If (A) is true, then your product could dial out to Let's Encrypt and obtain a signed certificate that way. This requires that the service both has a "real" domain name, and that it is fully visible to the public internet (i.e. it is not firewalled on ports 80 and/or 443). Let's Encrypt certificates can be acquired in a fully automated fashion and do not require any manual steps, provided you both know and control (can serve web traffic from) the FQDN. Naturally, you should interact with the service in a reasonably "polite" manner, especially considering that it is free of charge (i.e. do not send it a large number of requests at once, implement exponential retry backoff, etc.).

If (B) is true, then you should definitely go with the option you describe (i.e. let the customer provide a certificate), because your customers are better positioned to solve this problem than you are. However, in most industries, (B) is not true. Nevertheless, a sufficiently adventurous customer might want the option of doing this, so you should provide it anyway.

If neither (A) nor (B) is true, then you should follow one of the other answers. In this case, a typical customer does not have the ability to provide a good certificate, so you should not make them responsible for doing so. You may still want to provide an option for using a custom certificate, but you should not make it the default.

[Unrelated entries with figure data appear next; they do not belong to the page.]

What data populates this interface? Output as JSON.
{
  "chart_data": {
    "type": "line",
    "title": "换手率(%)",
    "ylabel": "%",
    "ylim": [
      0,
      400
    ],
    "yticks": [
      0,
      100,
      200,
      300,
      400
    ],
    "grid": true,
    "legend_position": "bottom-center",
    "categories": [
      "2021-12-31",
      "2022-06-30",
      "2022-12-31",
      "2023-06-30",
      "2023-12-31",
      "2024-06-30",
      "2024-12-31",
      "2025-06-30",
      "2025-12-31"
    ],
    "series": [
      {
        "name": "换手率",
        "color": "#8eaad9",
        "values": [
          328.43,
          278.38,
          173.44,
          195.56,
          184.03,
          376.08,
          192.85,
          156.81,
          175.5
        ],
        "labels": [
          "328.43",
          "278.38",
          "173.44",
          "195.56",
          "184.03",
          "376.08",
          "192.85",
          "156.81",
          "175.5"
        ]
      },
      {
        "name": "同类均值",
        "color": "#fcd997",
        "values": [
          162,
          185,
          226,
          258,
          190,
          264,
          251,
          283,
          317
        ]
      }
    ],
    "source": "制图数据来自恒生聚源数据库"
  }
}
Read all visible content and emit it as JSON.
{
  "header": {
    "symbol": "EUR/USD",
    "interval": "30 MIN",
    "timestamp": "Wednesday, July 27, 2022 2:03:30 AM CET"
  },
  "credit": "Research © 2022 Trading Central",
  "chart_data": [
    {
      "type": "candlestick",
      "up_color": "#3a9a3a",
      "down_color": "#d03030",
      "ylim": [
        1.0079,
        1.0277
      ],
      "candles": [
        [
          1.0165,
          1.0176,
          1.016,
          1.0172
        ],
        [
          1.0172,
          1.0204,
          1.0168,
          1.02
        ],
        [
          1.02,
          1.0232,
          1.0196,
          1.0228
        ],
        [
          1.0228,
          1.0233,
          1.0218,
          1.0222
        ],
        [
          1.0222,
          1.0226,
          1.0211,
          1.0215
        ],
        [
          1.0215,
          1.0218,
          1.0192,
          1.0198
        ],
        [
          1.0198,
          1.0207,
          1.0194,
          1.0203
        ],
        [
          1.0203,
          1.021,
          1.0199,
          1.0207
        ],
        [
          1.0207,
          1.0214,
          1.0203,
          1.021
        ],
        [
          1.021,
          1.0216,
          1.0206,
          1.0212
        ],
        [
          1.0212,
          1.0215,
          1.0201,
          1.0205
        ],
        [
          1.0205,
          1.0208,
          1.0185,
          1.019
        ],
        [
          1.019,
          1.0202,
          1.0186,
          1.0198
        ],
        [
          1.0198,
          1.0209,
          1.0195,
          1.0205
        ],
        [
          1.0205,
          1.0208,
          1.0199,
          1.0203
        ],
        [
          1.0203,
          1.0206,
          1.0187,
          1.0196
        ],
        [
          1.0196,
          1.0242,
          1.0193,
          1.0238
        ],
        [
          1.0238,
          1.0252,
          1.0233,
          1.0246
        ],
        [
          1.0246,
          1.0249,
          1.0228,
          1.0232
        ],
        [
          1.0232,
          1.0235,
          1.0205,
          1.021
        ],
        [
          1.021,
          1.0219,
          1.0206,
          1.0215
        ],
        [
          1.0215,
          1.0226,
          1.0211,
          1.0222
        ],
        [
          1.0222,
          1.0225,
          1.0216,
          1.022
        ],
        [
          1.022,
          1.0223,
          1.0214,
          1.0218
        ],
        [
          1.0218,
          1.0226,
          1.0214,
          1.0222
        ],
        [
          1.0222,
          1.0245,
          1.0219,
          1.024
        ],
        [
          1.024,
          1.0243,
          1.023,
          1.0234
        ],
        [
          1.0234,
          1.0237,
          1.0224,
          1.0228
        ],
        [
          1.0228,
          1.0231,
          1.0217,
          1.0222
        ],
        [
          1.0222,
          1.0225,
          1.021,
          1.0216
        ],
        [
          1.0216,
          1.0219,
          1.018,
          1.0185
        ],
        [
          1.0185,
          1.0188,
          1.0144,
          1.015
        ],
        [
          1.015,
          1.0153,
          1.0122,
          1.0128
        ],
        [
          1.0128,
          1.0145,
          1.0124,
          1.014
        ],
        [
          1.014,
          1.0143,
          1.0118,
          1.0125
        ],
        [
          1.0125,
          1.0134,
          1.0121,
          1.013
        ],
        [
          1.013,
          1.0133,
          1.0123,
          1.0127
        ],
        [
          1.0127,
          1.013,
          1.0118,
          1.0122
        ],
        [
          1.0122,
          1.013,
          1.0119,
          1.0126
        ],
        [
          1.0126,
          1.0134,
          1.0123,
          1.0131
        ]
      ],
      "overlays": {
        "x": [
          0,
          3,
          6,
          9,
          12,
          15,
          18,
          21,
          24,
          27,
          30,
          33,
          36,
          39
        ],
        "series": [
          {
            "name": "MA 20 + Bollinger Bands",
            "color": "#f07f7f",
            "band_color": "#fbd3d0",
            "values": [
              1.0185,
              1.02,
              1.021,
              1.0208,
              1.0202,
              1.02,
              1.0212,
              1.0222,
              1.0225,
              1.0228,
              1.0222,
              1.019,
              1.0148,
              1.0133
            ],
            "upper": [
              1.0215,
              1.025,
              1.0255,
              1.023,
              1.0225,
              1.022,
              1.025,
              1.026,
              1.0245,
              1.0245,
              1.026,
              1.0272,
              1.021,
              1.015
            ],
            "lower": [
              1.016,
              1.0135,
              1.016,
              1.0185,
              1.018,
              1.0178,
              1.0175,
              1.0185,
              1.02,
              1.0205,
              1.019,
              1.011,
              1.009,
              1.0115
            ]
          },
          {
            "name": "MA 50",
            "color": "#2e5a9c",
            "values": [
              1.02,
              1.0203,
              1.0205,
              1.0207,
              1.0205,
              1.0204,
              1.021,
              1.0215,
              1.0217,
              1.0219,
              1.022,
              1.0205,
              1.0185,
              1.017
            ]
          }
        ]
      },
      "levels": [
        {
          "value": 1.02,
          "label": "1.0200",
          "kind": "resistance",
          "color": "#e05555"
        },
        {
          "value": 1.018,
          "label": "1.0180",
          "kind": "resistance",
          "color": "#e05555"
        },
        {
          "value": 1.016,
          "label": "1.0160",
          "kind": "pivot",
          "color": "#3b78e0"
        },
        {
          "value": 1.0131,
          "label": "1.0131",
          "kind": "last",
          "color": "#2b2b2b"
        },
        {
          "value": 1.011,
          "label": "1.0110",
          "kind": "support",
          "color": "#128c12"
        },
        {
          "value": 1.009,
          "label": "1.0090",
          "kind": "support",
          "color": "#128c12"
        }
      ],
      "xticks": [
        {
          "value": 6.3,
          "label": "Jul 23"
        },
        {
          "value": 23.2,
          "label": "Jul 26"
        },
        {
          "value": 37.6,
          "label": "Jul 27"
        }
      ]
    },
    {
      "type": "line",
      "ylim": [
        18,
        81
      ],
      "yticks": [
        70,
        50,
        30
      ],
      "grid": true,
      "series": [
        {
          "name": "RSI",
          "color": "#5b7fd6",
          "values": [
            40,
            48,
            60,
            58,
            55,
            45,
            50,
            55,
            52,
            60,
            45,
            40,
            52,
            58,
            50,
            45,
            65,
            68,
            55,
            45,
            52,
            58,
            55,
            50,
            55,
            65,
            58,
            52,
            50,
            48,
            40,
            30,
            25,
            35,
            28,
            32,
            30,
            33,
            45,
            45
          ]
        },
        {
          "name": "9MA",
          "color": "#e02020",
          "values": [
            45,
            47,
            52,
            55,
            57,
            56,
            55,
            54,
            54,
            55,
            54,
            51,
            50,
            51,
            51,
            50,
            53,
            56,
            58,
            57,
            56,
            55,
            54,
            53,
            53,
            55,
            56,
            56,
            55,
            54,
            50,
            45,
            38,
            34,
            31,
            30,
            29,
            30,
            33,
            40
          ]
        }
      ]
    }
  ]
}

You could do something like offer up a unique certificate for

product-serial-number.product-name.company-name.com

and have it issued by something that has something trusted in the certification path. The certificate would still not be trusted for that purpose, but someone could check the certificate against a sticker on the box (and optionally install it into their certificate store). Unfortunately, Chrome and Edge no longer make it easy to view certificate details on HTTPS pages, so this will be difficult.